Don't worry, other than that shit though, the world is my oyster.
That's gotta suck, sorry you have to go through that shit. I've had to deal with some major blows due to family stuff but I can't begin to imagine either of my parents not wanting to communicate with me or ever wanting to get to know me.
on a side note, I just took a nasty shit and the water in my building was just turned back on so I couldn't wash my hands... that bugs me right now.
I'd be using bottled water.
Fuck, I'd use iced tea if I had to. No way I could take a shit and not wash my hands.
Hang in there yawa.
Hope you figure something out yawa
I've got a bunch of dust spots on my Rebel Xti. Pain in the ass.
uSE you're feather dick to dust it out
Yawa and a Nomi should have a steel cage tag-team match against their fathers.
I just got back from my trip to find a bunch of messages on my machine from the doctor's office telling me I have skin cancer.
goddamn. Sorry to hear.
Fight that bitch.
on the bright side, you topped yawa for winning the thread i think
Yep. It's melanoma, which I find read now is the one most likely to cause death. Can't catch a break.

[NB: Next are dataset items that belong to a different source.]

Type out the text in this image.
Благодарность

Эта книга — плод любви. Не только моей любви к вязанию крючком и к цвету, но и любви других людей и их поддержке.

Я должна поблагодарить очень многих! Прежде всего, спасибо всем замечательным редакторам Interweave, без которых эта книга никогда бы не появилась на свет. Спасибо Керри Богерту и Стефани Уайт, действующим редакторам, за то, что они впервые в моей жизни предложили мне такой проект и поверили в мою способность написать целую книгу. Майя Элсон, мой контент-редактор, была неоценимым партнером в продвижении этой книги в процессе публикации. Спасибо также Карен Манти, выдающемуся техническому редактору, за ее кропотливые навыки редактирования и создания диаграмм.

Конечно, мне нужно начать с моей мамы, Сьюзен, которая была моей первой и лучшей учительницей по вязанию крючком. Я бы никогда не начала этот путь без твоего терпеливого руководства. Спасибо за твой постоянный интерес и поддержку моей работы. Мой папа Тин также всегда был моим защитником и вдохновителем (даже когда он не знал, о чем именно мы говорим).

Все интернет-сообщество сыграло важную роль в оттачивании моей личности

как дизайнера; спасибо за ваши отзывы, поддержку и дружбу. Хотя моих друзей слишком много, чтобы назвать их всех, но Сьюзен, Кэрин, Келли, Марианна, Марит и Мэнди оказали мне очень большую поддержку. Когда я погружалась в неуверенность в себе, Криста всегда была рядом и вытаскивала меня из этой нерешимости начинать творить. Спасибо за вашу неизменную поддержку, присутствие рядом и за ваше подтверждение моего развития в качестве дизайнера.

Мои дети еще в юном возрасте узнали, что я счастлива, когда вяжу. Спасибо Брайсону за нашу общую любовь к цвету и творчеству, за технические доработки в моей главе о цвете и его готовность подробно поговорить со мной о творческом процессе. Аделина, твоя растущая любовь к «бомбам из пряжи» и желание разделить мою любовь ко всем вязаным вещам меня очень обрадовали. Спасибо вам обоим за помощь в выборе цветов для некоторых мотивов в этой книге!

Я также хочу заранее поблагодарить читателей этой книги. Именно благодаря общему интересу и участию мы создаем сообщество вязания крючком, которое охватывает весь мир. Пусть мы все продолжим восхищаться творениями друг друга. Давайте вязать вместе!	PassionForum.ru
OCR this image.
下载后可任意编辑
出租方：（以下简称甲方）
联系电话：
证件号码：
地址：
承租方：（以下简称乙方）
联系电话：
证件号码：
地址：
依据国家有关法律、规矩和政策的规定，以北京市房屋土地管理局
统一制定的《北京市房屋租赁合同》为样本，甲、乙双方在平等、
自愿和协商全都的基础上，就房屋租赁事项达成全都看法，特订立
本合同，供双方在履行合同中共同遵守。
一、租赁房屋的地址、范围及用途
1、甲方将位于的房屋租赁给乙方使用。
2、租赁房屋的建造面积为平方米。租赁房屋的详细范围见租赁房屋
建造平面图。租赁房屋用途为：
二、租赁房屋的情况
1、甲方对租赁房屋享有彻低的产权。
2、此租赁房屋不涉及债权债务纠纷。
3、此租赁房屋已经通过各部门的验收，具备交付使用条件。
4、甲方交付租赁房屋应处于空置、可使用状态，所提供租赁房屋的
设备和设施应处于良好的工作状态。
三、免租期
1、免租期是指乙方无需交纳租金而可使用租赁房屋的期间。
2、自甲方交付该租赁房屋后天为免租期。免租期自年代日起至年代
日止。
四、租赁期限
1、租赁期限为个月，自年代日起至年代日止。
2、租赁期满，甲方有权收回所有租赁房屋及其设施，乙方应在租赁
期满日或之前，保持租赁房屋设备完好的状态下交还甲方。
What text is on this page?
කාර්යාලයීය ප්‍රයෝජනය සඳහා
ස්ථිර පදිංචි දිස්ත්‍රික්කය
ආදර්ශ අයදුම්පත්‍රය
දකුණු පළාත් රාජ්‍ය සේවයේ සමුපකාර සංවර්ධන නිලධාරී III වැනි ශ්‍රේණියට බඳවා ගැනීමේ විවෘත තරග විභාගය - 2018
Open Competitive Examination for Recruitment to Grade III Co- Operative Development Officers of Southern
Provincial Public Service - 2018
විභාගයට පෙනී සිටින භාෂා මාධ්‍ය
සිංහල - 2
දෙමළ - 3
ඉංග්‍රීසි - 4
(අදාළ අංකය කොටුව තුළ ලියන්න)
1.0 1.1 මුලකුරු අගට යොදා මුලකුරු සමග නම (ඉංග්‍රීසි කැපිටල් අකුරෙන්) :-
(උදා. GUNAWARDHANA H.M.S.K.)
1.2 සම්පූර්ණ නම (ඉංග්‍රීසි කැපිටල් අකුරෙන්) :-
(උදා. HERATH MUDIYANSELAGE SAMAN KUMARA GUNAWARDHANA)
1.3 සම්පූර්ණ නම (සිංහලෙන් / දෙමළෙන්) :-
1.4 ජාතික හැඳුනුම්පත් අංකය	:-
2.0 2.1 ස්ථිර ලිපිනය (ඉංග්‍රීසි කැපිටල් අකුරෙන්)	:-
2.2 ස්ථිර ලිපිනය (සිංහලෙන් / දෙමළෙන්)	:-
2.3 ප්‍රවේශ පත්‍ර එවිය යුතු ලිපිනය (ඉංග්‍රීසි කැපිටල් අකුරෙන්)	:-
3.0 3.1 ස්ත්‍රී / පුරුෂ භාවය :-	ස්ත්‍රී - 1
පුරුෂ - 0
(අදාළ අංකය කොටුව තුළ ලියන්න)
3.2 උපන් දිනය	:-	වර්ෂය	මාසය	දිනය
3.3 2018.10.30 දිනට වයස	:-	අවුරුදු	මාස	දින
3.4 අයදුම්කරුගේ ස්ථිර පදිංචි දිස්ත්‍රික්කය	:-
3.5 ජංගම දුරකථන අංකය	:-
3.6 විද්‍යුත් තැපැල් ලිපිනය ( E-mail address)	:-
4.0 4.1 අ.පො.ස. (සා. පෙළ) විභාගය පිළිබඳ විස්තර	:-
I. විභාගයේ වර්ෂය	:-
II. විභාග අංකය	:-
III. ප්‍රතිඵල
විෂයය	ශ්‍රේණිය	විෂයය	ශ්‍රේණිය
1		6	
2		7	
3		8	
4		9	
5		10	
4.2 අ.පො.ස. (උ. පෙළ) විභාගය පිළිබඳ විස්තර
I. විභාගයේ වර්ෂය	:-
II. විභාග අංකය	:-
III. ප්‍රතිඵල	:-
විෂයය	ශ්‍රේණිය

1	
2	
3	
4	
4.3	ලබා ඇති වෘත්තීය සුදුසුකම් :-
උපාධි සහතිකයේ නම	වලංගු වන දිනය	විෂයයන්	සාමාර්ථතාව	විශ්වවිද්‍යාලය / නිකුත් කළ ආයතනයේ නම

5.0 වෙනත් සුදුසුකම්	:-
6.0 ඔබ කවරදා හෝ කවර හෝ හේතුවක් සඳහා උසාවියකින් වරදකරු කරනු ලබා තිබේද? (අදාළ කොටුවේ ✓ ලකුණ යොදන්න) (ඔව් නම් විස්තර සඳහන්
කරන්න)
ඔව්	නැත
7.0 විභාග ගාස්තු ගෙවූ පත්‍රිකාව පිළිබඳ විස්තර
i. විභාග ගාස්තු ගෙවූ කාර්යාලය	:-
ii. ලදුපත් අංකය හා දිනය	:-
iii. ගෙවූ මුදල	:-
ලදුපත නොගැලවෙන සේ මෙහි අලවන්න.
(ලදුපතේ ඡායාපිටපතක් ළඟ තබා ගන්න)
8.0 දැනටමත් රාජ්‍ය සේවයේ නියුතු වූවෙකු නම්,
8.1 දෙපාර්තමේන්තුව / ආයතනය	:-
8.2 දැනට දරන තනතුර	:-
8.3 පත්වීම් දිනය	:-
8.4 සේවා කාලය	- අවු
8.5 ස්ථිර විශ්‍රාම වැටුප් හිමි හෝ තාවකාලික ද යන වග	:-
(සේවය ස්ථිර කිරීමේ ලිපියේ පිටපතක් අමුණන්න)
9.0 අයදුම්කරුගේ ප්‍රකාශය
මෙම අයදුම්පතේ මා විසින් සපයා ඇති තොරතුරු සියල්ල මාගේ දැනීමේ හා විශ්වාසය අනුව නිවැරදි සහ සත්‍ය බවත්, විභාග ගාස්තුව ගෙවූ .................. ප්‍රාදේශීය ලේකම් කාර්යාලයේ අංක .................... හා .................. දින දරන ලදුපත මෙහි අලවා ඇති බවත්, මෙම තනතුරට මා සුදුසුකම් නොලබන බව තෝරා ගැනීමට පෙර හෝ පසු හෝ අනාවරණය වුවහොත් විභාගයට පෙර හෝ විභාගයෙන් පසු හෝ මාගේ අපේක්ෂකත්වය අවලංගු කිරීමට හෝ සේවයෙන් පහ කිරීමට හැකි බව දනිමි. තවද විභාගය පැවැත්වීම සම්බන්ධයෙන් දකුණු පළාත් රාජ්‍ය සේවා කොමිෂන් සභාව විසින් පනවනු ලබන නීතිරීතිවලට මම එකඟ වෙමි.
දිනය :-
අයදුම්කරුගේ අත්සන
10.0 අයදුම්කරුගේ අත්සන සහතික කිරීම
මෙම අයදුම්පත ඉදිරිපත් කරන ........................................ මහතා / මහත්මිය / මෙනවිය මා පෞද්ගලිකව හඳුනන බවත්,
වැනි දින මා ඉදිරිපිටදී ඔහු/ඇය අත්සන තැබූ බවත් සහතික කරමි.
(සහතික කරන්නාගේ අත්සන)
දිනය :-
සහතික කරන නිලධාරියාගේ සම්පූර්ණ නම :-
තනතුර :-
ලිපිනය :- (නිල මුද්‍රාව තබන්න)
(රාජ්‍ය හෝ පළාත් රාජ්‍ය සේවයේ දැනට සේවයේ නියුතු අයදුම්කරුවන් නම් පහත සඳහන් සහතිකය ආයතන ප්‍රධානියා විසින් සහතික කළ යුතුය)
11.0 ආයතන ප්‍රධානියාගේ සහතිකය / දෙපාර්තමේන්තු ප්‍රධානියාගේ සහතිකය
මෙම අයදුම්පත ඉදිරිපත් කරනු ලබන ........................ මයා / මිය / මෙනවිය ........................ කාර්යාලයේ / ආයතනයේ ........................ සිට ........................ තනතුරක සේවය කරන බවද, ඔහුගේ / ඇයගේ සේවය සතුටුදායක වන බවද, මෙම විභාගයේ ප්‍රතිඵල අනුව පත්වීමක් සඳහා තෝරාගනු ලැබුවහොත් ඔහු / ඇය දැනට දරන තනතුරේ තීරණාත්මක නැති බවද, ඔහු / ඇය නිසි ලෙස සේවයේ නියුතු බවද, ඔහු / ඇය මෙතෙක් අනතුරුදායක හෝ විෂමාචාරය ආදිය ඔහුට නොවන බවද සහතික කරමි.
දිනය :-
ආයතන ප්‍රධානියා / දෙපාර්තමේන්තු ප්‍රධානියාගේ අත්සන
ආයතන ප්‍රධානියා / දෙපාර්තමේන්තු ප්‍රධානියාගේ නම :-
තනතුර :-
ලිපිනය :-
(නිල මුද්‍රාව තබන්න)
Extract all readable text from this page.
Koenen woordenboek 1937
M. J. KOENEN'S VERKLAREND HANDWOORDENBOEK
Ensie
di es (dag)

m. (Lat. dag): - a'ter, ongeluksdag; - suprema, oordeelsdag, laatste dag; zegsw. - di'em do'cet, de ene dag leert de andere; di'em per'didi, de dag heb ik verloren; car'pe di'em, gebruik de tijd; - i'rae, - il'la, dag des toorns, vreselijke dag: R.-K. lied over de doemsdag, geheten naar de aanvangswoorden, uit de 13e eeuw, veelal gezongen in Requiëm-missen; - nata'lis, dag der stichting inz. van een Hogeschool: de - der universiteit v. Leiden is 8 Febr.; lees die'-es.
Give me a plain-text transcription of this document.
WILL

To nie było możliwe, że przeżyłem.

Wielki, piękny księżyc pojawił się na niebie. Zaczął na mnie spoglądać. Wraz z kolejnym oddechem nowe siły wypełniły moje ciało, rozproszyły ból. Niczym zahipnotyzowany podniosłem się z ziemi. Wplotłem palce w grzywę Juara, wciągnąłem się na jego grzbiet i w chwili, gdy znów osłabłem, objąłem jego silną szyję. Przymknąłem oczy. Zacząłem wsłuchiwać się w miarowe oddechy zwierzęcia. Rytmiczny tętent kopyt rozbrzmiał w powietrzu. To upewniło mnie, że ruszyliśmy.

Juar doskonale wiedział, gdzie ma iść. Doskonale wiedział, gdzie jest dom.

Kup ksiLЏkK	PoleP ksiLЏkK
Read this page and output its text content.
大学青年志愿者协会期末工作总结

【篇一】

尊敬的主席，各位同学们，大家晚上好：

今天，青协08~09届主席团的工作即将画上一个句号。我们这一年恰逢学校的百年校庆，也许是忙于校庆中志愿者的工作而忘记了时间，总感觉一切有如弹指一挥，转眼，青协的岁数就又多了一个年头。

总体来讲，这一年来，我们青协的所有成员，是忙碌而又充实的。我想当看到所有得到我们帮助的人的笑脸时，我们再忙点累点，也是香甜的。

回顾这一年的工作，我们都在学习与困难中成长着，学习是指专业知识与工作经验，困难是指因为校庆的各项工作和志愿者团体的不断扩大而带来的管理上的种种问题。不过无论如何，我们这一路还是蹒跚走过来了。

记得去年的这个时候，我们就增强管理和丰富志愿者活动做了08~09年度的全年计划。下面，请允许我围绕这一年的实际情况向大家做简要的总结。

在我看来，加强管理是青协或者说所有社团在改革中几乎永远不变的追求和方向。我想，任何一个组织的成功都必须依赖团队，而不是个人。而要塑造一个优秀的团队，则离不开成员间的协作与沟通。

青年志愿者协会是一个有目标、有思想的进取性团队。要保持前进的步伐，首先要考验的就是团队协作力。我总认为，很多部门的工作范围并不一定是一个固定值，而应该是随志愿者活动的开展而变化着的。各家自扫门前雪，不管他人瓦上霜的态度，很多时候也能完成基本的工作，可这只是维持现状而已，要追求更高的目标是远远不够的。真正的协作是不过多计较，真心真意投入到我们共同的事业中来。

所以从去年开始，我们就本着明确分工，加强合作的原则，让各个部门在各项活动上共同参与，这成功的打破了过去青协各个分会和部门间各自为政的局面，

:( I don't want a world without FuryFox, do what you can to fight it, keep us updated pls :(
God damn tnl is having a bad day.
Fuck.
Shit, all the other forms of skin cancer really aren't that serious. Sorry FuryFox.
If he caught it early, it's really easy to treat (cut it out.)
if it's in the beginning stages can't they just cut that shit out? didn't John McCain recover from the same thing?
I see hope in your future.
Out of curiosity; how'd you catch it, Fury?
Sorry to hear that Fury. I'll be thinking of you.
Geah. Good luck man. My grandfather's been getting little patches of it taken off every other year for the last fifteen years or so. Survivable, especially for a young dude, but that does suck.
Nip it in the bud.
Sorry to hear it Fury. I hope you stay well.
Of course there is some correlation between genetics and incidence of skin cancer. But that just affects your risk of skin cancer. The UV radiation is what actually does the damage.
Nick, I don't mind the ads...except for this one.
I DON'T WANNA PIMP OUT MY PROFILE WITH CUSTOM GLITTER TEXT
lol I actually figured someone who take it the way you took it after I reread it. I didn't care enough to change it.
No, really. UV damage is not the reason why all skin cancer exists. You could raise a child indoors and they could develop skin cancer with no exposure. There are normal breakages in the skin that cannot be repaired and normal growths that become cancerous that have nothing to do with UV damage.
Genetic predisposition factors in hugely, sure. All redheads have a certain genetic mutation that has been linked to greatly increased skin cancer susceptibility, for example. They may or may not get it, and in this case, exposure matters (similar to the 'pale motherfucker' comment). But this is not the only type of skin cancer threat.
Look at the rates of melanoma lesions being on the sole of the foot. What kind of UV damage exposure do these people typically have?
Cancer is abnormal growth. This can occur on the skin and have nothing to do with radiation.